Nothing seemed to work. And no matter how hard the Redskins tried to muster some offensive momentum on Sunday, they were thwarted at every turn by an aggressive, motivated New York Giants defense.
The end result? A 36-0 loss at Giants Stadium. It was the first time the Redskins had been shut out since Dec. 14, 2003, when the Dallas Cowboys defeated Steve Spurrier's squad 27-0 at FedExField.
The Redskins had a chance to get on the scoreboard with a short field goal late in the game, but head coach Joe Gibbs elected to try for a touchdown on fourth down. Patrick Ramsey, who had replaced an ineffective Mark Brunell, threw an incompletion.
That was typical on a day where scoring, yards and even first downs were hard to come by.
"We were trying so hard to the point where we were just putting yourself behind even further," explained wide receiver Santana Moss, who had four catches for 34 yards.
Offensively, the Redskins logged only 125 total yards, 38 rushing yards and seven first downs on Sunday. They had three-and-outs on four of their first five possessions. And they lost the time of possession by almost 19 minutes.
Remarkably, the Redskins' defense kept the game close in the first half by limiting the Giants to field goals.
The score was just 13-0 midway through the second quarter. But turnovers ended any hope of a comeback.
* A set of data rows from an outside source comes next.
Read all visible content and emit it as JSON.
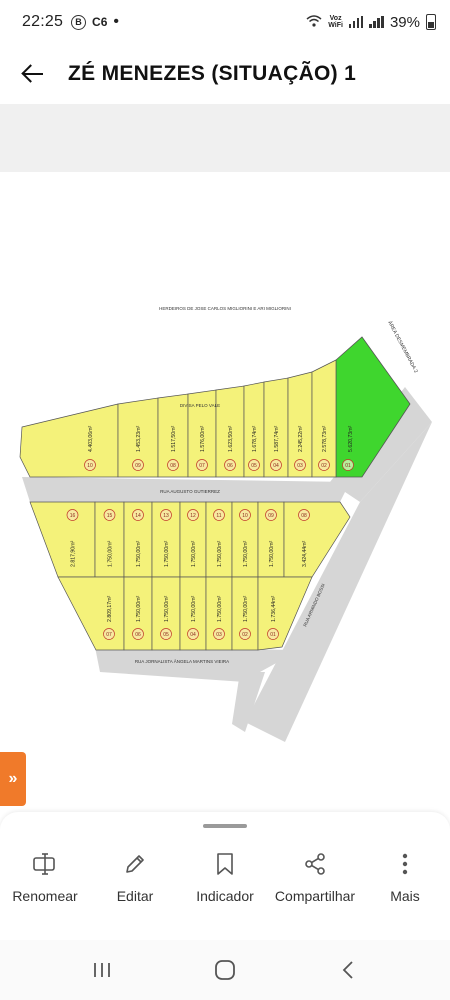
{
  "status": {
    "time": "22:25",
    "app_badges": [
      "B",
      "C6"
    ],
    "signal_label_top": "Voz",
    "signal_label_bottom": "WiFi",
    "battery": "39%"
  },
  "header": {
    "title": "ZÉ MENEZES (SITUAÇÃO) 1"
  },
  "map": {
    "top_label": "HERDEIROS DE JOSE CARLOS MIGLIORINI E ARI MIGLIORINI",
    "area_label": "ÁREA DESMEMBRADA 2",
    "divisa_label": "DIVISA PELO VALE",
    "street_1": "RUA AUGUSTO GUTIERREZ",
    "street_2": "RUA JORNALISTA ÂNGELA MARTINS VIEIRA",
    "street_3": "RUA ARMINDO BOSSI",
    "row1_lots": [
      {
        "num": "10",
        "area": "4.403,06m²"
      },
      {
        "num": "09",
        "area": "1.453,23m²"
      },
      {
        "num": "08",
        "area": "1.517,50m²"
      },
      {
        "num": "07",
        "area": "1.576,00m²"
      },
      {
        "num": "06",
        "area": "1.623,50m²"
      },
      {
        "num": "05",
        "area": "1.678,74m²"
      },
      {
        "num": "04",
        "area": "1.587,74m²"
      },
      {
        "num": "03",
        "area": "2.245,22m²"
      },
      {
        "num": "02",
        "area": "2.578,73m²"
      },
      {
        "num": "01",
        "area": "5.620,73m²"
      }
    ],
    "row2_lots": [
      {
        "num": "16",
        "area": "2.817,90m²"
      },
      {
        "num": "15",
        "area": "1.750,00m²"
      },
      {
        "num": "14",
        "area": "1.750,00m²"
      },
      {
        "num": "13",
        "area": "1.750,00m²"
      },
      {
        "num": "12",
        "area": "1.750,00m²"
      },
      {
        "num": "11",
        "area": "1.750,00m²"
      },
      {
        "num": "10",
        "area": "1.750,00m²"
      },
      {
        "num": "09",
        "area": "1.750,00m²"
      },
      {
        "num": "08",
        "area": "3.424,44m²"
      }
    ],
    "row3_lots": [
      {
        "num": "07",
        "area": "2.809,17m²"
      },
      {
        "num": "06",
        "area": "1.750,00m²"
      },
      {
        "num": "05",
        "area": "1.750,00m²"
      },
      {
        "num": "04",
        "area": "1.750,00m²"
      },
      {
        "num": "03",
        "area": "1.750,00m²"
      },
      {
        "num": "02",
        "area": "1.750,00m²"
      },
      {
        "num": "01",
        "area": "1.736,44m²"
      }
    ],
    "colors": {
      "lot_fill": "#f4f27a",
      "green_fill": "#3fd62e",
      "road_fill": "#d6d6d6",
      "lot_stroke": "#555555",
      "circle_stroke": "#c0392b"
    }
  },
  "sidetab": {
    "icon": "double-chevron-right-icon",
    "glyph": "»"
  },
  "actions": [
    {
      "label": "Renomear",
      "icon": "rename-icon"
    },
    {
      "label": "Editar",
      "icon": "pencil-icon"
    },
    {
      "label": "Indicador",
      "icon": "bookmark-icon"
    },
    {
      "label": "Compartilhar",
      "icon": "share-icon"
    },
    {
      "label": "Mais",
      "icon": "more-vertical-icon"
    }
  ],
  "navbar": [
    {
      "icon": "recent-apps-icon"
    },
    {
      "icon": "home-icon"
    },
    {
      "icon": "back-icon"
    }
  ]
}
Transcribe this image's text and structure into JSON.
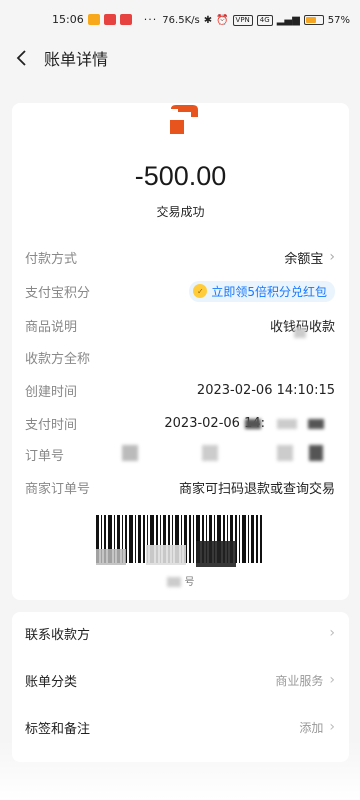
{
  "status_bar": {
    "time": "15:06",
    "dots": "···",
    "net_speed": "76.5K/s",
    "vpn": "VPN",
    "signal_label": "4G",
    "battery_percent": "57%",
    "battery_level": 0.57
  },
  "nav": {
    "title": "账单详情"
  },
  "summary": {
    "amount": "-500.00",
    "status": "交易成功",
    "brand_color": "#e8541e"
  },
  "details": {
    "payment_method": {
      "label": "付款方式",
      "value": "余额宝"
    },
    "points": {
      "label": "支付宝积分",
      "promo": "立即领5倍积分兑红包"
    },
    "goods": {
      "label": "商品说明",
      "value": "收钱码收款"
    },
    "payee": {
      "label": "收款方全称"
    },
    "created": {
      "label": "创建时间",
      "value": "2023-02-06 14:10:15"
    },
    "paid": {
      "label": "支付时间",
      "value": "2023-02-06 14:"
    },
    "order_no": {
      "label": "订单号"
    },
    "merchant_order": {
      "label": "商家订单号",
      "value": "商家可扫码退款或查询交易"
    },
    "barcode_caption": "号"
  },
  "links": [
    {
      "label": "联系收款方",
      "value": ""
    },
    {
      "label": "账单分类",
      "value": "商业服务"
    },
    {
      "label": "标签和备注",
      "value": "添加"
    }
  ]
}
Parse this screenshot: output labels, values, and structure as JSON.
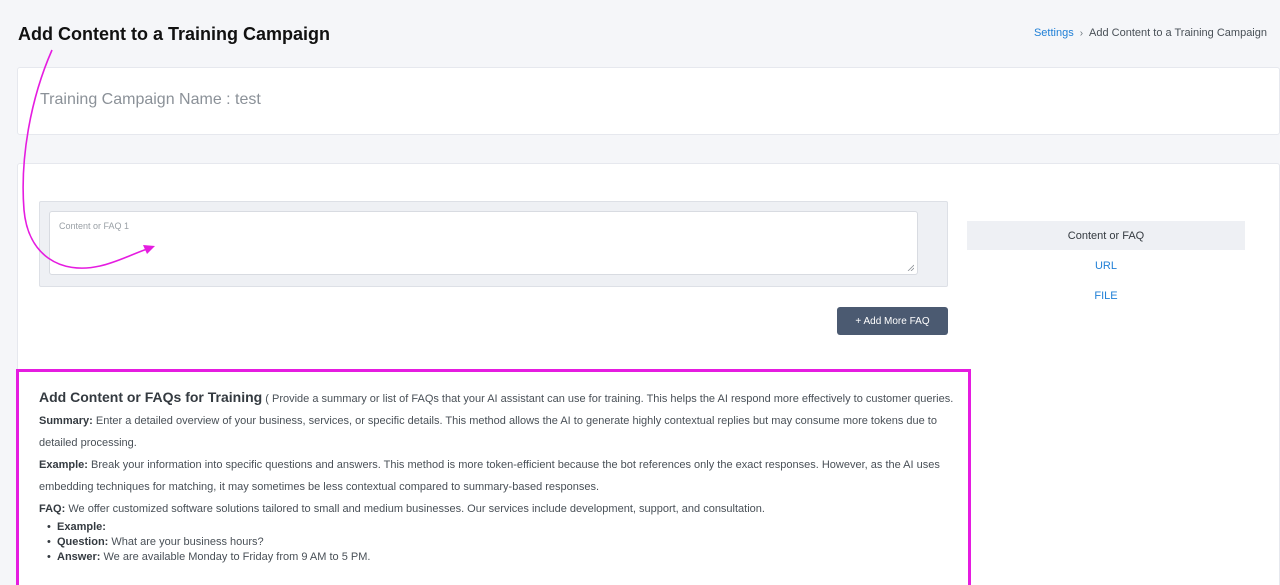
{
  "page": {
    "title": "Add Content to a Training Campaign"
  },
  "breadcrumb": {
    "link": "Settings",
    "separator": "›",
    "current": "Add Content to a Training Campaign"
  },
  "campaign": {
    "name_label": "Training Campaign Name : test"
  },
  "faq_input": {
    "placeholder": "Content or FAQ 1",
    "value": ""
  },
  "buttons": {
    "add_more_faq": "+ Add More FAQ"
  },
  "tabs": [
    {
      "label": "Content or FAQ",
      "active": true
    },
    {
      "label": "URL",
      "active": false
    },
    {
      "label": "FILE",
      "active": false
    }
  ],
  "info": {
    "heading": "Add Content or FAQs for Training",
    "intro": "( Provide a summary or list of FAQs that your AI assistant can use for training. This helps the AI respond more effectively to customer queries.",
    "summary_label": "Summary:",
    "summary_text": "Enter a detailed overview of your business, services, or specific details. This method allows the AI to generate highly contextual replies but may consume more tokens due to detailed processing.",
    "example_label": "Example:",
    "example_text": "Break your information into specific questions and answers. This method is more token-efficient because the bot references only the exact responses. However, as the AI uses embedding techniques for matching, it may sometimes be less contextual compared to summary-based responses.",
    "faq_label": "FAQ:",
    "faq_text": "We offer customized software solutions tailored to small and medium businesses. Our services include development, support, and consultation.",
    "bullets": [
      {
        "label": "Example:",
        "text": ""
      },
      {
        "label": "Question:",
        "text": "What are your business hours?"
      },
      {
        "label": "Answer:",
        "text": "We are available Monday to Friday from 9 AM to 5 PM."
      }
    ]
  },
  "colors": {
    "accent": "#e51ce0",
    "link": "#1f7fd6",
    "button": "#4b5a71"
  }
}
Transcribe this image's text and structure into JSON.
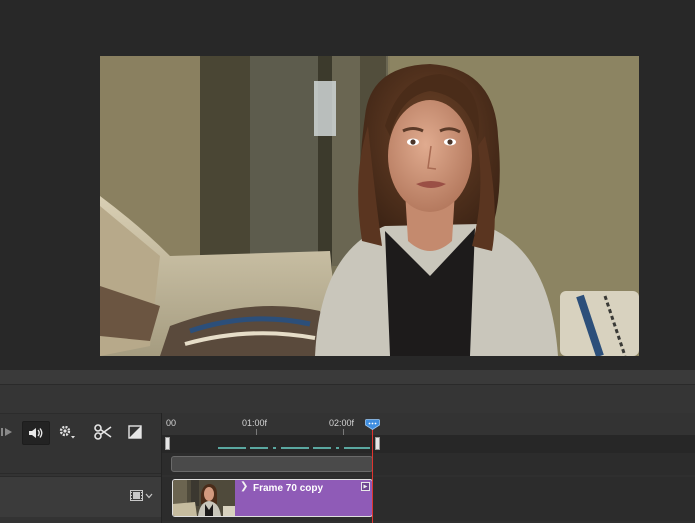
{
  "timeline": {
    "ruler": {
      "labels": [
        "00",
        "01:00f",
        "02:00f"
      ]
    },
    "video_clip": {
      "name": "Frame 70 copy",
      "color": "#8f5bb7"
    },
    "playhead_color": "#e0352f",
    "controls": {
      "play": "play-icon",
      "audio": "speaker-icon",
      "settings": "gear-icon",
      "split": "scissors-icon",
      "transition": "transition-icon"
    }
  }
}
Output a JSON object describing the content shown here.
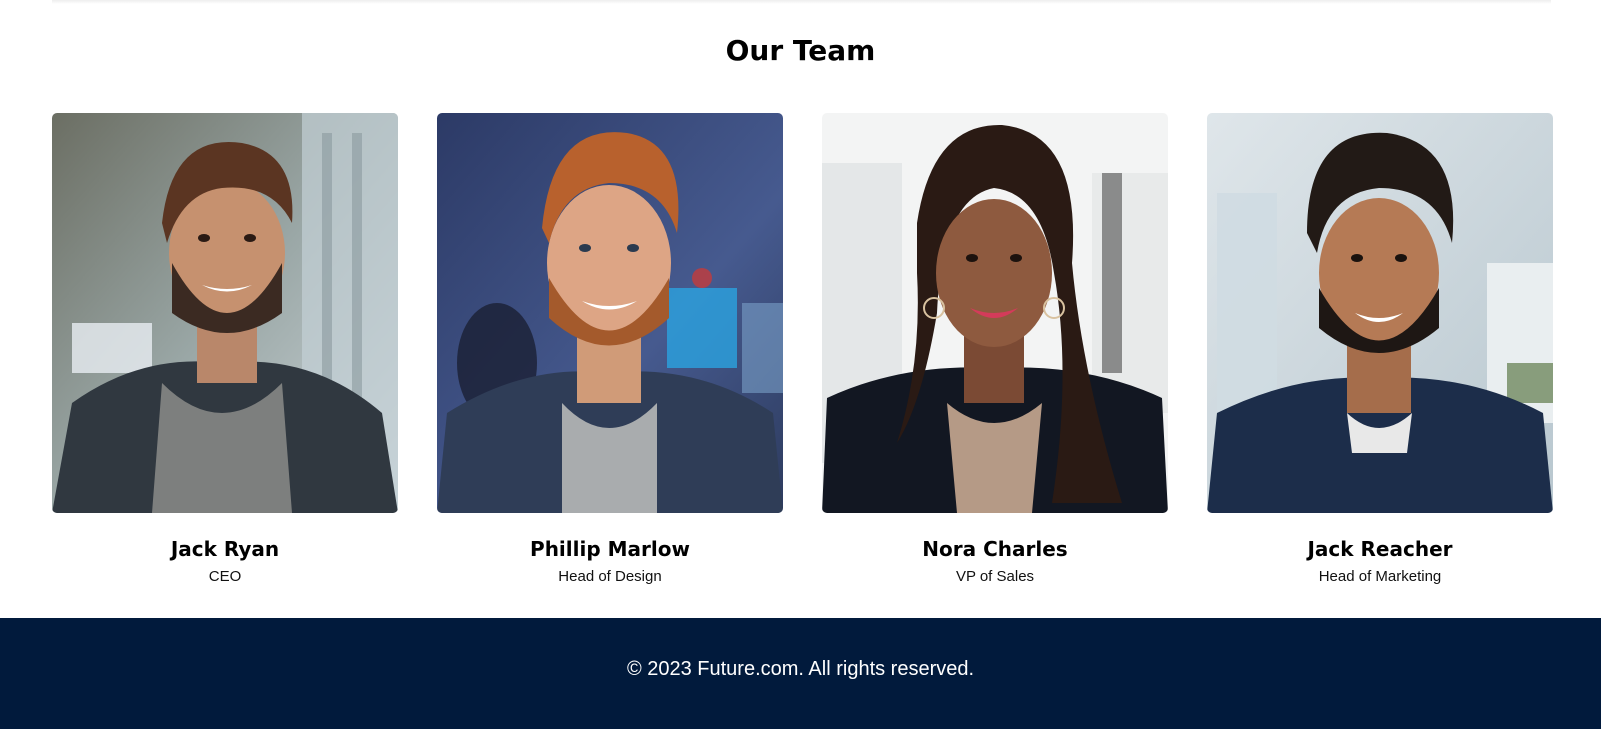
{
  "team": {
    "title": "Our Team",
    "members": [
      {
        "name": "Jack Ryan",
        "role": "CEO"
      },
      {
        "name": "Phillip Marlow",
        "role": "Head of Design"
      },
      {
        "name": "Nora Charles",
        "role": "VP of Sales"
      },
      {
        "name": "Jack Reacher",
        "role": "Head of Marketing"
      }
    ]
  },
  "footer": {
    "copyright": "© 2023 Future.com. All rights reserved."
  },
  "colors": {
    "footer_bg": "#011a3c",
    "footer_text": "#ffffff",
    "heading": "#000000"
  }
}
The Redskins' offense turned the ball on three consecutive possessions, twice in the last six minutes of the second quarter and once more in the third quarter.
The first turnover came on a Mark Brunell screen pass to Moss, who was stripped of the ball by cornerback Corey Webster. On the Redskins' next possession, Brunell was intercepted by linebacker Antonio Pierce. Finally, on the opening kickoff of the second half, Ladell Betts fumbled, committing the third turnover in a row for the offense.
To make matters worse, all three turnovers occurred in Washington's territory, giving the Giants excellent field position. The Giants converted the three turnovers into 13 points and a commanding 26-0 lead early in the second half.
The Redskins handed the ball over to the Giants again late in the third quarter, when Chris Cooley was stripped of the ball by Giants linebacker Nick Griesen. That turnover also occurred in Washington's territory and put the Giants in position for another score.
The Redskins' big three playmakers this season--Brunell, Clinton Portis and Moss--were non-factors on Sunday.
Brunell entered the game as the NFL's third-rated passer--and first in the NFC. Although receivers dropped several of his passes, he did not appear to be as accurate as he was in previous games.
The Giants were able to pressure Brunell in passing situations, forcing him out of the pocket on several occasions. For the game, he was sacked three times and finished 11-of-28 for 65 yards and one interception.
Portis had just four carries for nine yards. He also caught three passes for 13 yards. When the Redskins fell behind in the third quarter, Portis's role in the game plan seemed to diminish.
"We just had too many three-and-outs, and that will kill you," center Casey Rabach said. "We are a team that thrives on wearing a defense out. It just didn't happen and that not the Joe Gibbs way of football."
Perhaps most surprising was how the Giants bottled up Moss. The wide receiver had 38 catches for a league-leading 738 yards entering the game and was making clutch catches on a regular basis. It appeared the Giants rolled coverage to Moss's side, limiting his ability to get open and making sure he was tackled quickly before he could use his speed to break a long gain.
"Coverage-wise, they had a couple of guys on Santana," Brunell said. "They had a very good scheme. When we tried to get it downfield, it just wasn't there. They got us out of our game plan. We fell behind and got one-dimensional real quick, and that always gets you in trouble."
Added Rabach: "Nothing clicked today. Obviously, we have a lot to learn from this film. We can't play like this and expect to win any game."